Jean et André Sellier : Atlas des peuples d’Europe occidentale, La découverte Novembre 2011 39 €

Nouvelle édition d’une série d’Atlas que les deux mêmes auteurs, ensemble ou séparément ont conçus depuis 1991, parcourant l’Europe centrale, l’orient, l’Asie et l’Afrique, cette livraison des éditions La découverte est sans doute la plus utile qui soit dans le contexte actuel.
Oui, l’Europe occidentale nous est familière, avec sa construction politique, sa zone de paix, ses convulsions économiques actuelles et ses dirigeants qui font partie de notre paysage, invités permanents de nos étranges lucarnes et autres écrans.
Et pourtant, ce sont peut-être ces cousins d’Europe que nous connaissons peut-être le moins, sans doute parce que nous croyons les bien connaître.

Cet atlas est d’abord un atlas historique, et même si cela n’est pas prononcé, géopolitique. Au delà de la cartographie de Anne Le Fur, ce sont les textes, précis, documentés qui attirent l’attention. Chaque chapitre commence au début du moyen âge, et cela ouvre de belles perspectives, surtout lorsque l’on écrit ces lignes de Septimanie, le nom que Georges Frèche, le turbulent Président de région, voulait donner au Languedoc Roussillon.
En réalité, les auteurs ont voulu présenter une synthèse à partir des espaces linguistiques. Cela règle d’après les auteurs les questions liées aux espaces ethniques considérés comme des fruits de l’histoire. Evidemment, les espaces linguistiques le sont tout autant mais peut-être permettent-ils de trouver une approche originale pour présenter des cadres aux contours un peu flous. Il est vrai que des zones de superposition sont nombreuses, à commencer par celles qui traversent la Francia occidentalis.
La question de ces superpositions s’oppose à la construction de l’ordre westphalien, celui des Etats-Nations aux allégeances uniques. Elles sont aujourd’hui remises en cause par la construction de l’Europe, par les ouvertures de frontières, par les affirmations régionales, plus ou moins avancées dans les différents pays. Mais ce mouvement à notre sens aurait peut-être tendance à s’inverser, et l’histoire des vingt dernières années, nous a montré que rien n’est irreversible.

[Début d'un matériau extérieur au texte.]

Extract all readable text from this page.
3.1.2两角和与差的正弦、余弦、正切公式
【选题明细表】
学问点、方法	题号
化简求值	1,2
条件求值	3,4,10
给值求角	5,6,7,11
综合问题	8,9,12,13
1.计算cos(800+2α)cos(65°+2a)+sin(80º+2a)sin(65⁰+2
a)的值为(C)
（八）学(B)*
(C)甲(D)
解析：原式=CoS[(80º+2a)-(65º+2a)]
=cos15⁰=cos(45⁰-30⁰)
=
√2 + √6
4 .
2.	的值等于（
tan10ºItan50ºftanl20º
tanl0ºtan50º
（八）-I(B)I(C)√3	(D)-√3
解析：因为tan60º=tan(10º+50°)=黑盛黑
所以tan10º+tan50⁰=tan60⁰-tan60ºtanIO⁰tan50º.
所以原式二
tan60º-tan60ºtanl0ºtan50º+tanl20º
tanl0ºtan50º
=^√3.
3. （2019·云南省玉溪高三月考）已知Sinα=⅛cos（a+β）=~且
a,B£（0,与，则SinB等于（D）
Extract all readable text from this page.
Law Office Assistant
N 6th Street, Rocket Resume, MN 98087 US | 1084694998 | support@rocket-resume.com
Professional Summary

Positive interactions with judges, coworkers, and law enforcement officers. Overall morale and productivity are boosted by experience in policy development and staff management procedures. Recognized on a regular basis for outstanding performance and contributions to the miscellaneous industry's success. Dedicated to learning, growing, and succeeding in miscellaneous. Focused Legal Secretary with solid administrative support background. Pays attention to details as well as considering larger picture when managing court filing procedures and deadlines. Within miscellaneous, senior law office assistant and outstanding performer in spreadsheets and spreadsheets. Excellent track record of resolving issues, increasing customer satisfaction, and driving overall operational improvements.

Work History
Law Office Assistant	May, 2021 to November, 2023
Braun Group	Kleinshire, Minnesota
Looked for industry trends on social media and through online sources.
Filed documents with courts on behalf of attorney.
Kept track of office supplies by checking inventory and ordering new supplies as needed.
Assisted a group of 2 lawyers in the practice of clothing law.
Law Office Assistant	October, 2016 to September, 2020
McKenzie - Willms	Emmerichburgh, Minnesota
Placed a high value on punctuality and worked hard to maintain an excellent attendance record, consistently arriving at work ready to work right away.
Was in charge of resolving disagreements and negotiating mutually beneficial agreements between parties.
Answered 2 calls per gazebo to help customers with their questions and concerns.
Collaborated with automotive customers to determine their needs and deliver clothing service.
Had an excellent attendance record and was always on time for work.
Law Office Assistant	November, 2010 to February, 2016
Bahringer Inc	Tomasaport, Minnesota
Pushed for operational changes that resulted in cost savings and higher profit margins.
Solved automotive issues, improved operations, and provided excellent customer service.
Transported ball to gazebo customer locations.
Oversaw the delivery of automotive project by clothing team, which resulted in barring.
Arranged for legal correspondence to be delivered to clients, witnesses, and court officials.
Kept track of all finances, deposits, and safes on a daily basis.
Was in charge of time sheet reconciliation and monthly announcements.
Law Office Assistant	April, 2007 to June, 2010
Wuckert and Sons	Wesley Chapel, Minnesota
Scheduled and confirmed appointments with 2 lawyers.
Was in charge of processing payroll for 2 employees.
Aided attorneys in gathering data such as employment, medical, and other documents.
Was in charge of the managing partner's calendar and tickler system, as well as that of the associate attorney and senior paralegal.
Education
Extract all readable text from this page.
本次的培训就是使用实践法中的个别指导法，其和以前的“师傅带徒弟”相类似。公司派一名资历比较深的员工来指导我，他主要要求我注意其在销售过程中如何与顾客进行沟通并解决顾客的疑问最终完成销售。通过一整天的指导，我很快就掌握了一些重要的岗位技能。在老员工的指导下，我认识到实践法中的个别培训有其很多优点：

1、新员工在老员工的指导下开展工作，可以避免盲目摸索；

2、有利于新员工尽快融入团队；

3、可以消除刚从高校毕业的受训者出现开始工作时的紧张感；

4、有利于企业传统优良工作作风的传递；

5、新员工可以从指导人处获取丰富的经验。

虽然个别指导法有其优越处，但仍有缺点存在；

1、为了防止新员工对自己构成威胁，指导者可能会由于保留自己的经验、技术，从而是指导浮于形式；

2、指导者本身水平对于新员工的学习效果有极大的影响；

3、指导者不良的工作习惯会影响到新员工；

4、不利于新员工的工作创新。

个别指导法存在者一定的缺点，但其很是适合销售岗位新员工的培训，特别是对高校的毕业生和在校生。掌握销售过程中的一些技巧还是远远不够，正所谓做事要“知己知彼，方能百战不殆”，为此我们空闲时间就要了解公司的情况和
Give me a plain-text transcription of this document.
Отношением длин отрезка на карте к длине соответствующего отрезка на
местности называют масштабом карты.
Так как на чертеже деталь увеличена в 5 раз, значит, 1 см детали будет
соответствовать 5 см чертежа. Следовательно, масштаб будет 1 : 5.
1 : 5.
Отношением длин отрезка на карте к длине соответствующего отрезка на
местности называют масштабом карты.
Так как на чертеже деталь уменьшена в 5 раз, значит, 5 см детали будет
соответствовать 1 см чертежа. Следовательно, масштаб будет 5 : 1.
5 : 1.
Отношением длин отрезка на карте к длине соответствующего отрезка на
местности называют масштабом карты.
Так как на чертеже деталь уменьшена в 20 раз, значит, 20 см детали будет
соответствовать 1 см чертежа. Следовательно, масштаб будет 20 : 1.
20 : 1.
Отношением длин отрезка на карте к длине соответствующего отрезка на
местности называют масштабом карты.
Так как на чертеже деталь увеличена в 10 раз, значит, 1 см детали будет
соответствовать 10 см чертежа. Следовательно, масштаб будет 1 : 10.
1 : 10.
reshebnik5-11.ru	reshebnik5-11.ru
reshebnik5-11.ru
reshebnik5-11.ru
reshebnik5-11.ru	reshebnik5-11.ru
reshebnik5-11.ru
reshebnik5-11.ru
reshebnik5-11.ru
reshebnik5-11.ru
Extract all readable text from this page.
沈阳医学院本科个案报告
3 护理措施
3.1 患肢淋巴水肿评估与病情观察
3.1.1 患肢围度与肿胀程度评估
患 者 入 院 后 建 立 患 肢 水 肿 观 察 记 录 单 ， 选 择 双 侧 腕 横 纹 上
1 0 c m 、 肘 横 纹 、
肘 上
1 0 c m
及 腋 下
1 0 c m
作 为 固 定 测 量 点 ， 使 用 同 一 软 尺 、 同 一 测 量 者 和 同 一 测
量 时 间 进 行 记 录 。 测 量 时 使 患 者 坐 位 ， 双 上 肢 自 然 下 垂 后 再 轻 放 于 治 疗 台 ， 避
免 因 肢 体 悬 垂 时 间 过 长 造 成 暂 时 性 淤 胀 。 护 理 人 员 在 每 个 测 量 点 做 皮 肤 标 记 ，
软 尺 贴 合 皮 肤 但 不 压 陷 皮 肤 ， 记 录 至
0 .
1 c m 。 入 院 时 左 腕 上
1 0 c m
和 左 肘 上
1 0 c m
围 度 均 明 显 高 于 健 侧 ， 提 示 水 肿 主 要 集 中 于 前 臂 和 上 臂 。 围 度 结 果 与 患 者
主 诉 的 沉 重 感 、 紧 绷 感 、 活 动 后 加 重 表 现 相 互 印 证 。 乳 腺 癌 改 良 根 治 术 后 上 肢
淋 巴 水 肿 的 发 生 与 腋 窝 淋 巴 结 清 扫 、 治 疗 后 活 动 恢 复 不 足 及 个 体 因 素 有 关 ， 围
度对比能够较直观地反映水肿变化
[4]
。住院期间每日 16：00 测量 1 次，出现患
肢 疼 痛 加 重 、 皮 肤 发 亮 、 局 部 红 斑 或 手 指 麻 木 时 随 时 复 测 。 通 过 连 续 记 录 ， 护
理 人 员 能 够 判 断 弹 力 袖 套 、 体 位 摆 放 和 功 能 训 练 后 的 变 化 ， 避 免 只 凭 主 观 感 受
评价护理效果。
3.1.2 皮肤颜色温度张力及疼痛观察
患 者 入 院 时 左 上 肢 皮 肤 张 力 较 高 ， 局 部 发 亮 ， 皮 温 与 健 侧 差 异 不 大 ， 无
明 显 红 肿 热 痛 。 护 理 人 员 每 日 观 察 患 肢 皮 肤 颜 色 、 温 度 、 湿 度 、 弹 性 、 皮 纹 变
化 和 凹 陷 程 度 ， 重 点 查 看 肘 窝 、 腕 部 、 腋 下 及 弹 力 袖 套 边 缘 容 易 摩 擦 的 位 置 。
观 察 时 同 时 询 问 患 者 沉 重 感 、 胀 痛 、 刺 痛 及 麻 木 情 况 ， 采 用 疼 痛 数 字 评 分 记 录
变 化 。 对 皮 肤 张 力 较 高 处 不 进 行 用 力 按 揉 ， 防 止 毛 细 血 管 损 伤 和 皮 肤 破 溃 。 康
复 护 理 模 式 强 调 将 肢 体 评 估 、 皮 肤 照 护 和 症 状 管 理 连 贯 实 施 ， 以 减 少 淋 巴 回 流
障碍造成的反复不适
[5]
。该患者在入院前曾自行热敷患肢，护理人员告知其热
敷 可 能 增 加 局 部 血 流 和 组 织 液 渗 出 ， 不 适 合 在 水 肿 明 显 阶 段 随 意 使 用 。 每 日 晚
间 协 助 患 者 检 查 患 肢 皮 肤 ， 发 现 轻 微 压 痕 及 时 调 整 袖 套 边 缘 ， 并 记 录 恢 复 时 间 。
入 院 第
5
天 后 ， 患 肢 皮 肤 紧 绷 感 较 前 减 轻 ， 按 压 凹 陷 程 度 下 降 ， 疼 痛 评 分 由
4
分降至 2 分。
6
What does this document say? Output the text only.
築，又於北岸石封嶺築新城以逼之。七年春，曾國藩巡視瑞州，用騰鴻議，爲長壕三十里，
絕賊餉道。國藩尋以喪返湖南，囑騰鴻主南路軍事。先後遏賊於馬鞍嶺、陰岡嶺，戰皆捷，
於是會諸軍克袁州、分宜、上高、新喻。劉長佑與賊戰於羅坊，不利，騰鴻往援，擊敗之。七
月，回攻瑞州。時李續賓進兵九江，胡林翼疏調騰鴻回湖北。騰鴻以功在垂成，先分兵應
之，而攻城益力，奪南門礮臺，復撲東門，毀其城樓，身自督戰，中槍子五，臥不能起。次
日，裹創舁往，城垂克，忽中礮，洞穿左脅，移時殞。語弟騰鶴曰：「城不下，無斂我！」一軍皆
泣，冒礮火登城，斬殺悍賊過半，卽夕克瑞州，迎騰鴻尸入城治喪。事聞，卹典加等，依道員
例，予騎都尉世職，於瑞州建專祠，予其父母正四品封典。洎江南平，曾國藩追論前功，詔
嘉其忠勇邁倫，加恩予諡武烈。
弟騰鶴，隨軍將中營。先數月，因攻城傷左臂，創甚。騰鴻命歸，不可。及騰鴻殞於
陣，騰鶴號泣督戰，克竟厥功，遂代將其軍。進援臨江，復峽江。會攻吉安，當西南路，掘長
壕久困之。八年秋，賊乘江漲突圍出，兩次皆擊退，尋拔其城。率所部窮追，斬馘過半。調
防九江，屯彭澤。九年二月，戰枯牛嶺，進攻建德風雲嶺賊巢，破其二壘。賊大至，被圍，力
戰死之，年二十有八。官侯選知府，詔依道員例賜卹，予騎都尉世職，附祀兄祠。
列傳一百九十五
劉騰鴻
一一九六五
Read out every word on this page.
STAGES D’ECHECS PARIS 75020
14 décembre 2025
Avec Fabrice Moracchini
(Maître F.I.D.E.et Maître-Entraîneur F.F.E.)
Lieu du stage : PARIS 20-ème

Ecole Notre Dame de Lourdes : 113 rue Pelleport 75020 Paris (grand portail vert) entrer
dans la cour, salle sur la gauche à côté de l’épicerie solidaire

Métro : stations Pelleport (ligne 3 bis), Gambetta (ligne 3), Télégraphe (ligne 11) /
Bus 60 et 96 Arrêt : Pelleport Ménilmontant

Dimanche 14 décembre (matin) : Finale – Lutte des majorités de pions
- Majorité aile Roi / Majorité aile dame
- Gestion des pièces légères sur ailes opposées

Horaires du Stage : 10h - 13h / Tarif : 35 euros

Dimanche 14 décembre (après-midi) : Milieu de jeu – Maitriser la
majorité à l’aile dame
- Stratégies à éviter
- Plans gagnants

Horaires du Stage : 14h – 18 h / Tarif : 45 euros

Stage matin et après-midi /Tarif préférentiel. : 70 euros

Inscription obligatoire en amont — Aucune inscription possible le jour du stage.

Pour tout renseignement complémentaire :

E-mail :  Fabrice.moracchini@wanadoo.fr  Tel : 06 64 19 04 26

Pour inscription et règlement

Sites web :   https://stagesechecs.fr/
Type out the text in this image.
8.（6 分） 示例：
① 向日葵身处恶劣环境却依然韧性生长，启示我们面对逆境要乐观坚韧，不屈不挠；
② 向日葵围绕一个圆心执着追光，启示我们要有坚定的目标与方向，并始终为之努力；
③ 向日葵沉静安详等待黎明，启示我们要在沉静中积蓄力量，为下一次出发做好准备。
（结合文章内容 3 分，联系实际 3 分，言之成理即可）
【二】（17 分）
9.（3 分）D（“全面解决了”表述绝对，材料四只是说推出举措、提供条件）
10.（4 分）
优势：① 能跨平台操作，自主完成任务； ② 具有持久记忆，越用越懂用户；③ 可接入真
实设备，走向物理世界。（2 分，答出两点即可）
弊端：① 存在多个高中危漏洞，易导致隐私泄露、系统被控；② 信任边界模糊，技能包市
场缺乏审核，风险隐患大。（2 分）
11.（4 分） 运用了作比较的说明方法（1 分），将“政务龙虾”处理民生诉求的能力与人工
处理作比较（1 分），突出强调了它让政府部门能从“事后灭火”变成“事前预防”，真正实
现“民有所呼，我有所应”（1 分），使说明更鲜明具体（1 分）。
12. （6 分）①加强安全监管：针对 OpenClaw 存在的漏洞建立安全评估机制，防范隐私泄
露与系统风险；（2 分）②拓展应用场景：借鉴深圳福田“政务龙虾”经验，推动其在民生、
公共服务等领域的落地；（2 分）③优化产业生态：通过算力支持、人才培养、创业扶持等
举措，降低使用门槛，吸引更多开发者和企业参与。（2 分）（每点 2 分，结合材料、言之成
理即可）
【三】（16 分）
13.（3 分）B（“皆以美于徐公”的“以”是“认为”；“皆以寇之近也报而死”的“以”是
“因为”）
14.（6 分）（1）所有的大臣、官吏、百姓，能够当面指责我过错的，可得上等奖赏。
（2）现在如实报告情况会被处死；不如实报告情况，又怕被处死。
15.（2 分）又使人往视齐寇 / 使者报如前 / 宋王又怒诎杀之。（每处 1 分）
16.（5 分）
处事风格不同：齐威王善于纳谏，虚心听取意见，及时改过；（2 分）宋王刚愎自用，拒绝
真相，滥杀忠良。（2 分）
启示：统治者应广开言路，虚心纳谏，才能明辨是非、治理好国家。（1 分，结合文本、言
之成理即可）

Des aires mouvantes aux États-Nations

Il n’empêche, et même si les auteurs se défendent de proposer un résumé de l’histoire de six espaces européens, cette présentation permet de se forger une culture historique sur des espaces que l’on ne connaît pas très bien. On trouvera avec intérêt des informations sur les questions linguistiques de cet espace italique. La langue de Dante, n’est pas, contrairement au Français la « langue du Roi » mais bien une langue littéraire qui émerge comme langue nationale au milieu du XXe siècle. On pourra observer avec intérêt les limites linguistiques dans les Alpes qui sont largement différentes des frontières des Etats.
Pour l’espace ibérique, on pourra lire avec intérêt les pages sur la constitution du Portugal et sa naissance singulière au tournant du XIIIe et du XIV siècle. Anomalie peut-être que cet espace atlantique qui se lance précocement dans l’expansion outre-mer. Menacé de disparition avec l’Union personnelle avec Philippe II en 1580, le Portugal parvient malgré tout à conserver son identité.
Pour l’Espagne contemporaine, les auteurs choisissent délibérément le découpage des communautés autonomes. Une façon de montrer que peut-être cette Espagne si proche est quand même bien différente de nos schémas habituels.
La question basque et catalane sont largement traitées, au-delà de leur seule importance linguistique. Présenté comme une survivance étrange, le nationalisme basque qui est aussi un ethnisme, est amené à une forme d’intégration concrétisé par la trêve unilatérale et permanente de l’ETA en 2011.
Pour l’espace gallique qui correspondrait, hors zones celtes et basques, à la France, on insistera, ce qui est logique sur la construction du territoire, un texte bien utile pour des professeurs dans le cadre de ce qui reste des programmes et sur les différentes extensions du domaine Royal. Page 94 la superposition des provinces d’ancien régime et des régions actuelles est assez éclairante mais on aurait bien aimé que les auteurs évoquent les projets Balladur de grandes régions, au moins rapidement. Il est vrai que ce projet semble bien enterré pour le moment.
La partie la plus dépaysante, car elle est trop rarement étudiée dans les cycles universitaires est l’espace scandinave qui a pourtant été un foyer économique de l’Europe au moyen âge et jusqu’à l’époque moderne. Dans une perspective de développement de la Russie cette ouverture baltique serait sans doute, comme au XVIIe siècle un enjeu majeur et ces cartes et ce récit de cet espace devraient aider l’observateur à comprendre comment les rapports de puissance à venir ont pu s’inscrire dans ce bras de mer au nord ouest du vieux continent.